Los casos construidos en torno a Emilio Lozoya por actos de corrupción, así como del dueño de Altos Hornos de México, si bien son encomiables pues desde hace varios meses se habían pedido acciones concretas al presidente sobre temas de corrupción, se dan en el contexto de la baja de popularidad presidencial, que se ha generado en las últimas semanas. Por lo tanto, es probable que la aceptación al presidente se incremente, si es que los casos no se caen, como solían hacerlo en administraciones anteriores.

En el caso de Emilio Lozoya, desde el anuncio de la inhabilitación por diez años para trabajar en el servicio público, que se le dictó a partir de que no dio información completa en sus declaraciones, se podía prever el inicio de un proceso donde se administrarían las acusaciones, dependiendo del momento político. Lo anterior, debido a que, a pesar de la gravedad de los actos que se le imputaban, la inhabilitación resultaba irrisoria como castigo. Ante el reclamo por incrementar las acusaciones, se da la orden de aprehensión que permitirá tener una especie de pez gordo, que pueda resultar útil para el manejo del discurso anticorrupción, en un caso emblemático como el de Odebrecht en México.

El caso del dueño de Altos Hornos se da en una lógica similar per implica una dimensión distinta.

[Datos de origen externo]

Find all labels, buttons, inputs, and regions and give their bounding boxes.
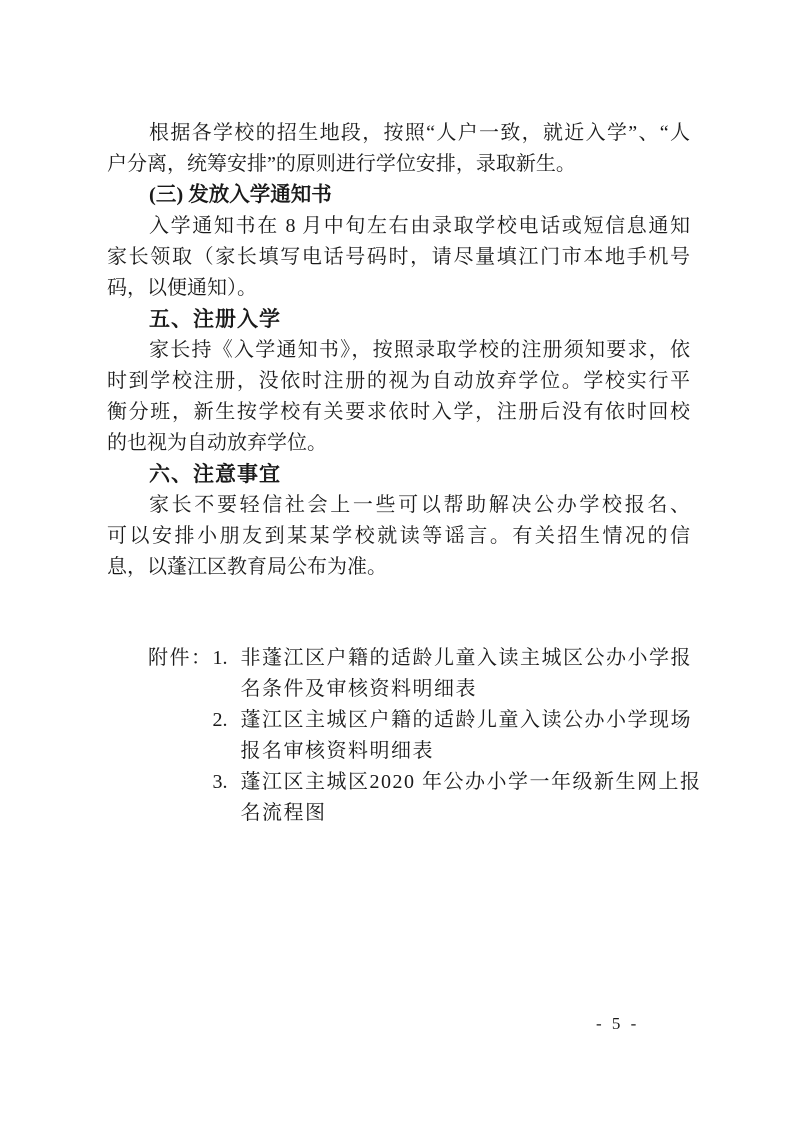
attachments-section: 附件： 1. 非蓬江区户籍的适龄儿童入读主城区公办小学报 名条件及审核资料明细表…: [107, 643, 690, 829]
vertical-gap: [107, 583, 690, 643]
attachment-item-text: 蓬江区主城区户籍的适龄儿童入读公办小学现场: [241, 705, 693, 736]
attachment-item-number: 1.: [213, 643, 241, 674]
body-line: 可以安排小朋友到某某学校就读等谣言。有关招生情况的信: [107, 521, 690, 552]
heading-section-6: 六、注意事宜: [107, 459, 690, 490]
attachment-item-text: 名流程图: [241, 798, 327, 829]
body-line: 码，以便通知）。: [107, 273, 690, 304]
attachment-item-text: 名条件及审核资料明细表: [241, 674, 478, 705]
heading-section-5: 五、注册入学: [107, 304, 690, 335]
page-number: - 5 -: [596, 1014, 639, 1034]
attachment-item-number: 3.: [213, 767, 241, 798]
body-line: 入学通知书在 8 月中旬左右由录取学校电话或短信息通知: [107, 211, 690, 242]
body-line: 息，以蓬江区教育局公布为准。: [107, 552, 690, 583]
attachments-label: 附件：: [148, 643, 213, 674]
body-line: 根据各学校的招生地段，按照“人户一致，就近入学”、“人: [107, 118, 690, 149]
body-line: 家长持《入学通知书》，按照录取学校的注册须知要求，依: [107, 335, 690, 366]
attachments-label-spacer: [148, 767, 213, 798]
attachment-item-1-line-2: 名条件及审核资料明细表: [148, 674, 690, 705]
body-line: 家长不要轻信社会上一些可以帮助解决公办学校报名、: [107, 490, 690, 521]
attachment-item-text: 蓬江区主城区2020 年公办小学一年级新生网上报: [241, 767, 702, 798]
attachments-label-spacer: [148, 705, 213, 736]
attachment-item-2-line-2: 报名审核资料明细表: [148, 736, 690, 767]
attachment-item-text: 非蓬江区户籍的适龄儿童入读主城区公办小学报: [241, 643, 693, 674]
body-line: 户分离，统筹安排”的原则进行学位安排，录取新生。: [107, 149, 690, 180]
body-line: 衡分班，新生按学校有关要求依时入学，注册后没有依时回校: [107, 397, 690, 428]
attachment-item-3-line-2: 名流程图: [148, 798, 690, 829]
body-line: 时到学校注册，没依时注册的视为自动放弃学位。学校实行平: [107, 366, 690, 397]
attachment-item-number: 2.: [213, 705, 241, 736]
body-line: 的也视为自动放弃学位。: [107, 428, 690, 459]
body-line: 家长领取（家长填写电话号码时，请尽量填江门市本地手机号: [107, 242, 690, 273]
document-body: 根据各学校的招生地段，按照“人户一致，就近入学”、“人 户分离，统筹安排”的原则…: [107, 118, 690, 829]
attachment-item-1-line-1: 附件： 1. 非蓬江区户籍的适龄儿童入读主城区公办小学报: [148, 643, 690, 674]
attachment-item-3-line-1: 3. 蓬江区主城区2020 年公办小学一年级新生网上报: [148, 767, 690, 798]
attachment-item-2-line-1: 2. 蓬江区主城区户籍的适龄儿童入读公办小学现场: [148, 705, 690, 736]
attachment-item-text: 报名审核资料明细表: [241, 736, 435, 767]
heading-section-3: (三) 发放入学通知书: [107, 180, 690, 211]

Si bien la acusación se liga a Lozoya durante su época como director de Pemex, por la compra-venta de una planta a un sobreprecio, resulta relevante que sea un empresario, lo que eleva el parámetro de quién puede ser acusado o acusada y resultar en la cárcel. Suena más bien a un mensaje a una clase empresarial, donde existen grupos que mantienen una crítica constante hacia el presidente, sus políticas y posiciones políticas. Ante este mensaje, donde el presidente acusa formalmente y detiene a un expolítico y a un empresario, tiene la base para generar nuevos mecanismos de control político.

Por el momento, no quedan claras las acusaciones y las relaciones entre ambos personajes, el caso Odebrecht y la planta con sobreprecio, pero lo que queda es el golpe mediático dado ante estos hechos. Pero más que un golpe mediático, debe haber de por medio una investigación sólida que permita sostener los hechos en los juzgados, para que pueda darse un efecto en otros espacios de acción pública, ya sea con otras detenciones derivadas de estas, o en otros casos que se estén construyendo para darle contenido a la lucha anticorrupción.

Las detenciones de la Quina, Raúl Salinas de Gortari, Elba Esther Gordillo Morales, en sus momentos, permitieron a los presidentes en turno demostrar a propios y extraños, quien tenía el control de los aparatos gubernamentales. El presidente López Obrador está planteando la misma disyuntiva, enviando un mensaje que incluye a quienes podrían eventualmente oponerse, incluido el mismo Enrique Peña Nieto, ampliando el alcance a la clase empresarial.

Lo que habrá que ver en las siguientes semanas, es si este es sólo un golpe mediático aislado, o es parte de una estrategia que, de manera seria y eficiente, lleve a la cárcel a todos esos peces gordos que Francisco Barrio, como secretario de la Contraloría de Vicente Fox, no pudo llevar en su momento. De la misma forma, es importante saber qué otras medidas en la lucha anticorrupción se estarán realizando y si se dan en el contexto de la estrategia asumida desde el sexenio pasado con el Sistema Nacional Anticorrupción, o quedará relegado en el contexto de las estructuras burocráticas mexicanas.